Widows from different parts of the country who are living in different ashrams in Varanasi broke traditions, with prominent Sanskrit scholars and saints at a function held at Kashi Vidyapeeth in the holy city.
The function was organised by Sulabh International, a non-government organisation (NGO) active in the field of sanitation.
“It was an exercise to create awareness against the practice of widowhood in the country. Such programmes will help end this treatment,” said Sulabh International founder Dr Bindeshwar Pathak, who sought support of the Hindu seers, saints and Sanskrit pundits to oppose widowhood. The seers and scholars also hailed the efforts to allow the widows to lead a normal life. “Such programmes will go a long way in sensitising people towards the plight of widows,” they said.

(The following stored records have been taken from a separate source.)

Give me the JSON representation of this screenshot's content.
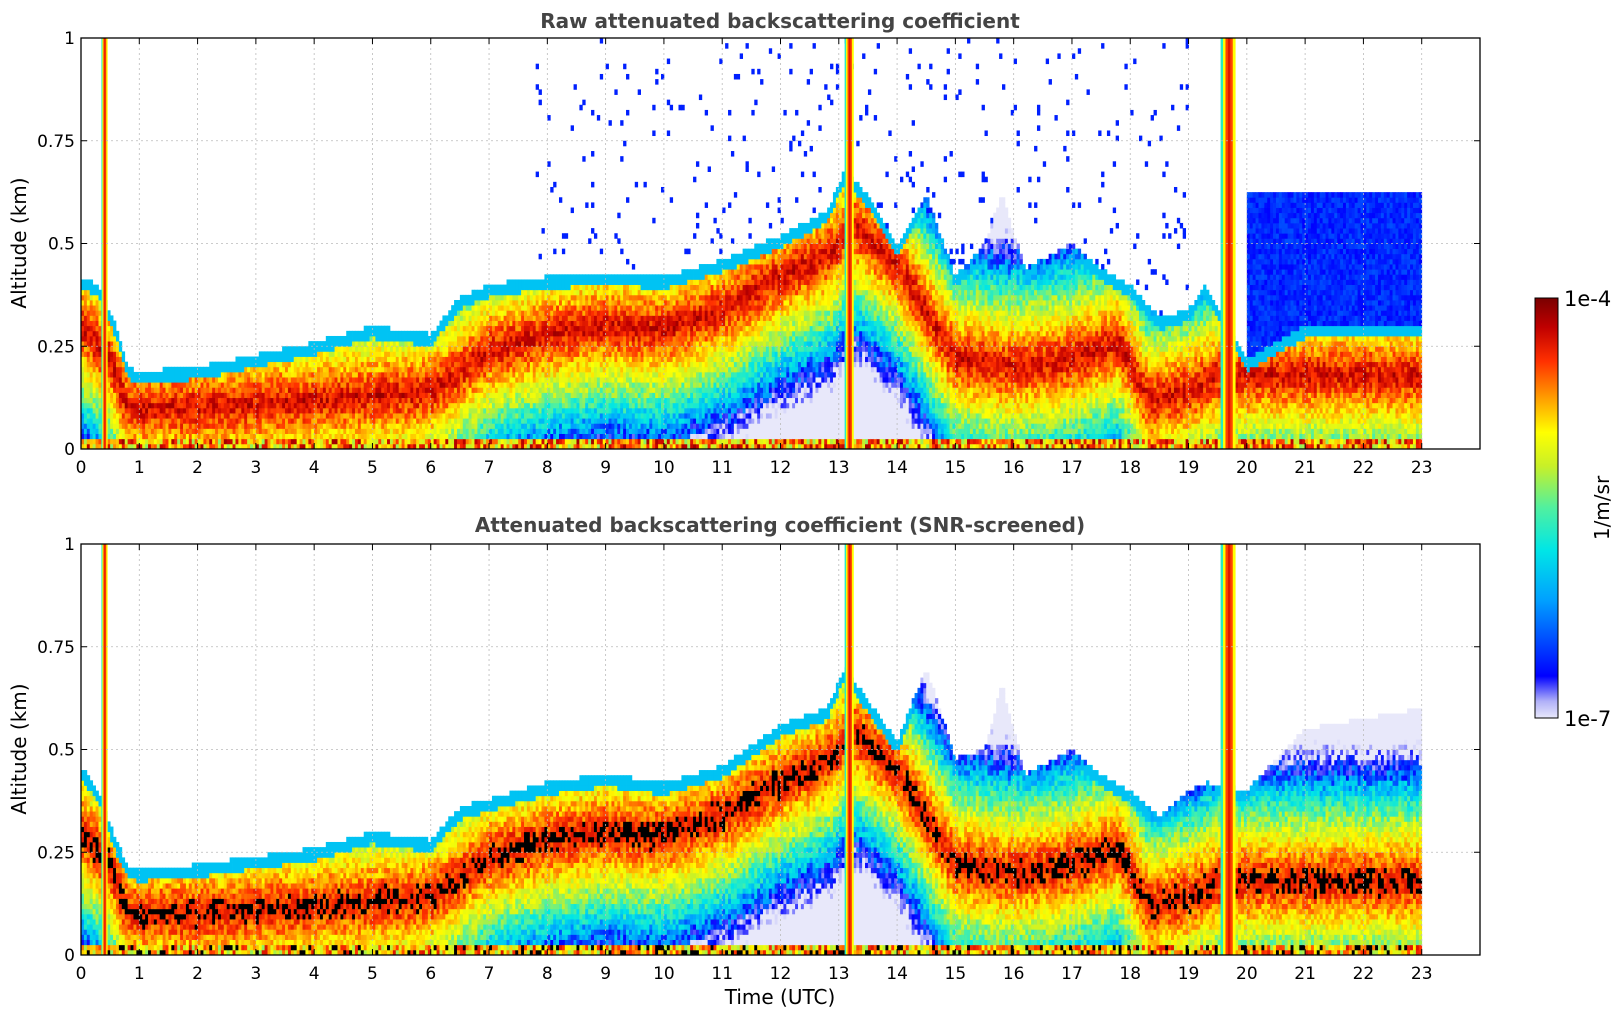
{
  "chart_data": [
    {
      "type": "heatmap",
      "title": "Raw attenuated backscattering coefficient",
      "xlabel": "",
      "ylabel": "Altitude (km)",
      "xlim": [
        0,
        24
      ],
      "ylim": [
        0,
        1
      ],
      "xticks": [
        "0",
        "1",
        "2",
        "3",
        "4",
        "5",
        "6",
        "7",
        "8",
        "9",
        "10",
        "11",
        "12",
        "13",
        "14",
        "15",
        "16",
        "17",
        "18",
        "19",
        "20",
        "21",
        "22",
        "23"
      ],
      "yticks": [
        "0",
        "0.25",
        "0.5",
        "0.75",
        "1"
      ],
      "grid": true,
      "data_end_hour": 23,
      "screened": false,
      "layer_top_km": [
        [
          0,
          0.42
        ],
        [
          0.3,
          0.4
        ],
        [
          0.6,
          0.3
        ],
        [
          0.8,
          0.2
        ],
        [
          1,
          0.19
        ],
        [
          2,
          0.2
        ],
        [
          3,
          0.23
        ],
        [
          4,
          0.26
        ],
        [
          5,
          0.3
        ],
        [
          6,
          0.28
        ],
        [
          6.5,
          0.37
        ],
        [
          7,
          0.4
        ],
        [
          8,
          0.42
        ],
        [
          9,
          0.43
        ],
        [
          10,
          0.42
        ],
        [
          11,
          0.46
        ],
        [
          12,
          0.52
        ],
        [
          12.8,
          0.58
        ],
        [
          13.1,
          0.68
        ],
        [
          13.5,
          0.62
        ],
        [
          14,
          0.5
        ],
        [
          14.5,
          0.62
        ],
        [
          15,
          0.42
        ],
        [
          15.5,
          0.5
        ],
        [
          15.8,
          0.62
        ],
        [
          16.2,
          0.44
        ],
        [
          17,
          0.5
        ],
        [
          17.5,
          0.44
        ],
        [
          18,
          0.4
        ],
        [
          18.5,
          0.32
        ],
        [
          19,
          0.34
        ],
        [
          19.3,
          0.4
        ],
        [
          20,
          0.22
        ],
        [
          21,
          0.3
        ],
        [
          23,
          0.3
        ]
      ],
      "dense_layer_km": [
        [
          0,
          0.3
        ],
        [
          0.5,
          0.22
        ],
        [
          0.8,
          0.1
        ],
        [
          2,
          0.1
        ],
        [
          3,
          0.11
        ],
        [
          4,
          0.12
        ],
        [
          5,
          0.13
        ],
        [
          6,
          0.14
        ],
        [
          6.6,
          0.2
        ],
        [
          7,
          0.24
        ],
        [
          8,
          0.28
        ],
        [
          9,
          0.3
        ],
        [
          10,
          0.29
        ],
        [
          11,
          0.34
        ],
        [
          12,
          0.42
        ],
        [
          12.9,
          0.48
        ],
        [
          13.2,
          0.55
        ],
        [
          14,
          0.45
        ],
        [
          15,
          0.22
        ],
        [
          16,
          0.2
        ],
        [
          17,
          0.22
        ],
        [
          17.8,
          0.26
        ],
        [
          18.3,
          0.12
        ],
        [
          19,
          0.14
        ],
        [
          19.5,
          0.18
        ]
      ]
    },
    {
      "type": "heatmap",
      "title": "Attenuated backscattering coefficient (SNR-screened)",
      "xlabel": "Time (UTC)",
      "ylabel": "Altitude (km)",
      "xlim": [
        0,
        24
      ],
      "ylim": [
        0,
        1
      ],
      "xticks": [
        "0",
        "1",
        "2",
        "3",
        "4",
        "5",
        "6",
        "7",
        "8",
        "9",
        "10",
        "11",
        "12",
        "13",
        "14",
        "15",
        "16",
        "17",
        "18",
        "19",
        "20",
        "21",
        "22",
        "23"
      ],
      "yticks": [
        "0",
        "0.25",
        "0.5",
        "0.75",
        "1"
      ],
      "grid": true,
      "data_end_hour": 23,
      "screened": true,
      "layer_top_km": [
        [
          0,
          0.46
        ],
        [
          0.3,
          0.4
        ],
        [
          0.6,
          0.28
        ],
        [
          0.8,
          0.22
        ],
        [
          1,
          0.21
        ],
        [
          2,
          0.22
        ],
        [
          3,
          0.24
        ],
        [
          4,
          0.26
        ],
        [
          5,
          0.3
        ],
        [
          6,
          0.28
        ],
        [
          6.5,
          0.36
        ],
        [
          7,
          0.38
        ],
        [
          8,
          0.42
        ],
        [
          9,
          0.44
        ],
        [
          10,
          0.42
        ],
        [
          11,
          0.46
        ],
        [
          12,
          0.56
        ],
        [
          12.8,
          0.6
        ],
        [
          13.1,
          0.7
        ],
        [
          13.5,
          0.62
        ],
        [
          14,
          0.52
        ],
        [
          14.5,
          0.7
        ],
        [
          15,
          0.48
        ],
        [
          15.5,
          0.5
        ],
        [
          15.8,
          0.66
        ],
        [
          16.2,
          0.44
        ],
        [
          17,
          0.5
        ],
        [
          17.5,
          0.44
        ],
        [
          18,
          0.4
        ],
        [
          18.5,
          0.34
        ],
        [
          19,
          0.4
        ],
        [
          19.3,
          0.42
        ],
        [
          20,
          0.4
        ],
        [
          21,
          0.55
        ],
        [
          23,
          0.6
        ]
      ],
      "dense_layer_km": [
        [
          0,
          0.3
        ],
        [
          0.5,
          0.22
        ],
        [
          0.8,
          0.1
        ],
        [
          2,
          0.1
        ],
        [
          3,
          0.11
        ],
        [
          4,
          0.12
        ],
        [
          5,
          0.13
        ],
        [
          6,
          0.14
        ],
        [
          6.6,
          0.2
        ],
        [
          7,
          0.24
        ],
        [
          8,
          0.28
        ],
        [
          9,
          0.3
        ],
        [
          10,
          0.29
        ],
        [
          11,
          0.34
        ],
        [
          12,
          0.42
        ],
        [
          12.9,
          0.48
        ],
        [
          13.2,
          0.55
        ],
        [
          14,
          0.45
        ],
        [
          15,
          0.22
        ],
        [
          16,
          0.2
        ],
        [
          17,
          0.22
        ],
        [
          17.8,
          0.26
        ],
        [
          18.3,
          0.12
        ],
        [
          19,
          0.14
        ],
        [
          19.5,
          0.18
        ]
      ]
    }
  ],
  "colorbar": {
    "label": "1/m/sr",
    "max_label": "1e-4",
    "min_label": "1e-7",
    "scale": "log",
    "colormap": [
      "#e8e8fa",
      "#0000ff",
      "#00a0ff",
      "#00e6e6",
      "#50f0a0",
      "#c8f028",
      "#ffff00",
      "#ffa000",
      "#ff3000",
      "#c00000",
      "#7a0000"
    ]
  }
}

Pathak said he intended to draft a bill to improve the condition of widows abandoned by their families.
He urged all political parties to support the proposed legislation.
“I will also meet UPA Chairperson Sonia Gandhi and Leader of the Opposition in the Lok Sabha, Sushma Swaraj, and appeal to them to introduce this draft bill in Parliament,” he said.
The organisation had last month launched a pension scheme for widows under which each of them would be given Rs 2,000 every month. Sulabh had launched a similar monthly pension scheme in Vrindavan a few months ago.
The pension will enable the widows to take care of their health and other needs.